Indifference
After resisting it for a long time, tonight I finally got around to looking up the official meaning of the often-used word or term or whatever it is that is spelled "meh" and that you regularly see on the Internet. I saw looking it up as being an onerous task, even if it only involved typing a few words on Google and clicking twice. It was onerous because I had thought I should've long since been able to figure out that meaning merely by noting the context in which "meh" is used. After all, that's how I learned the meanings of all but a very tiny percentage of all the words that I know. And after close to 75 years of the uninterrupted reading of each and every thing with letters that happened to catch my eye, by now the number of those words must amount to many, many thousands, even though, due to advanced age, so many are now leaking back out of my cranium, slowly but still considerably faster than I can pick up new ones.
But the trouble with "meh" was that I saw it used in so many different contexts that it was impossible to find it used in enough of the same ways to give it not merely one consistent meaning but also any meaning at all. And that had started leading me to thinking that all these Internet types who are plainly so much more hip and informed on presentday things than I am, actually don't know what "meh" really means anymore than I do, and that instead they just throw it in for effect, knowing that they won't be called out on it because everybody else is just as much in the dark as they are, and that it's really only the appearance of things that matters anyway, as they long ago learned from having mastered the art of snowing their college professors on essay exams.
Google's first offering, a site called "Internet Slang," which, due to reluctance to spend my time searching for anything better, I am taking to be an authority on such matters, gives the official meaning of "meh" as "indifference, equivalent to a shoulder shrug."
So there you have it, as Mark Twain would've said. --Or do you?
That definition didn't leave me a bit more satisfied than before, mainly because I couldn't and still can't relate it to anything. You know, something tangible, like a good ol' abbreviation. By contrast, one need not feel uncomfortable when faced with seeing "imho," because at least that's susceptible to the easily remembered expression, "in my humble opinion." "Meh" doesn't succumb to any abbreviation relating to a shrug or anything else, as far as I am still able to perceive.
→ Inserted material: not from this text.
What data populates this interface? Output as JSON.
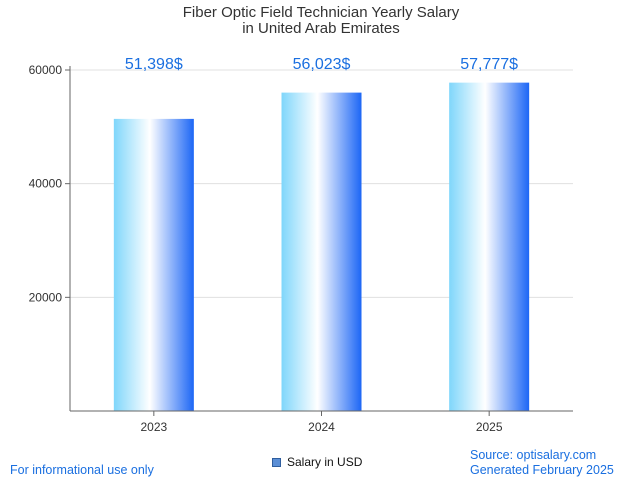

That leads to the addtional problem of shrugs themselves. I have never been into them. After heavy reflection on the matter, I'm certain that I don't even know how to shrug, with my shoulders or any other part of me -- that is, unless you want to include slightly holding out both my palms, with my arms slightly akimbo. But now that I think about it, I suspect that I've imagined doing that much more than I've actually done it, which could be never. When faced with situations that call for shrugging, my reaction, at best, is always only a blank stare accompanied by a grin, as I wait for that moment of nonsense to wend its way on into the oblivion where it belongs.
However, I have said, once or twice, "Lots of luck!" Maybe that's as good a real life physical equivalent of including "meh" in one's Internet text as any.
But the trouble with "meh" was that I saw it used in so many different contexts that it was impossible to find it used in enough of the same ways to give it not merely one consistent meaning but also any meaning at all. And that had started leading me to thinking that all these Internet types who are plainly so much more hip and informed on presentday things than I am, actually don't know what "meh" really means anymore than I do, and that instead they just throw it in for effect, knowing that they won't be called out on it because everybody else is just as much in the dark as they are, and that it's really only the appearance of things that matters anyway, as they long ago learned from having mastered the art of snowing their college professors on essay exams.
Google's first offering, a site called "Internet Slang," which, due to reluctance to spend my time searching for anything better, I am taking to be an authority on such matters, gives the official meaning of "meh" as "indifference, equivalent to a shoulder shrug."
So there you have it, as Mark Twain would've said. --Or do you?
That definition didn't leave me a bit more satisfied than before, mainly because I couldn't and still can't relate it to anything. You know, something tangible, like a good ol' abbreviation. By contrast, one need not feel uncomfortable when faced with seeing "imho," because at least that's susceptible to the easily remembered expression, "in my humble opinion." "Meh" doesn't succumb to any abbreviation relating to a shrug or anything else, as far as I am still able to perceive.
That leads to the addtional problem of shrugs themselves. I have never been into them. After heavy reflection on the matter, I'm certain that I don't even know how to shrug, with my shoulders or any other part of me -- that is, unless you want to include slightly holding out both my palms, with my arms slightly akimbo. But now that I think about it, I suspect that I've imagined doing that much more than I've actually done it, which could be never. When faced with situations that call for shrugging, my reaction, at best, is always only a blank stare accompanied by a grin, as I wait for that moment of nonsense to wend its way on into the oblivion where it belongs.
However, I have said, once or twice, "Lots of luck!" Maybe that's as good a real life physical equivalent of including "meh" in one's Internet text as any.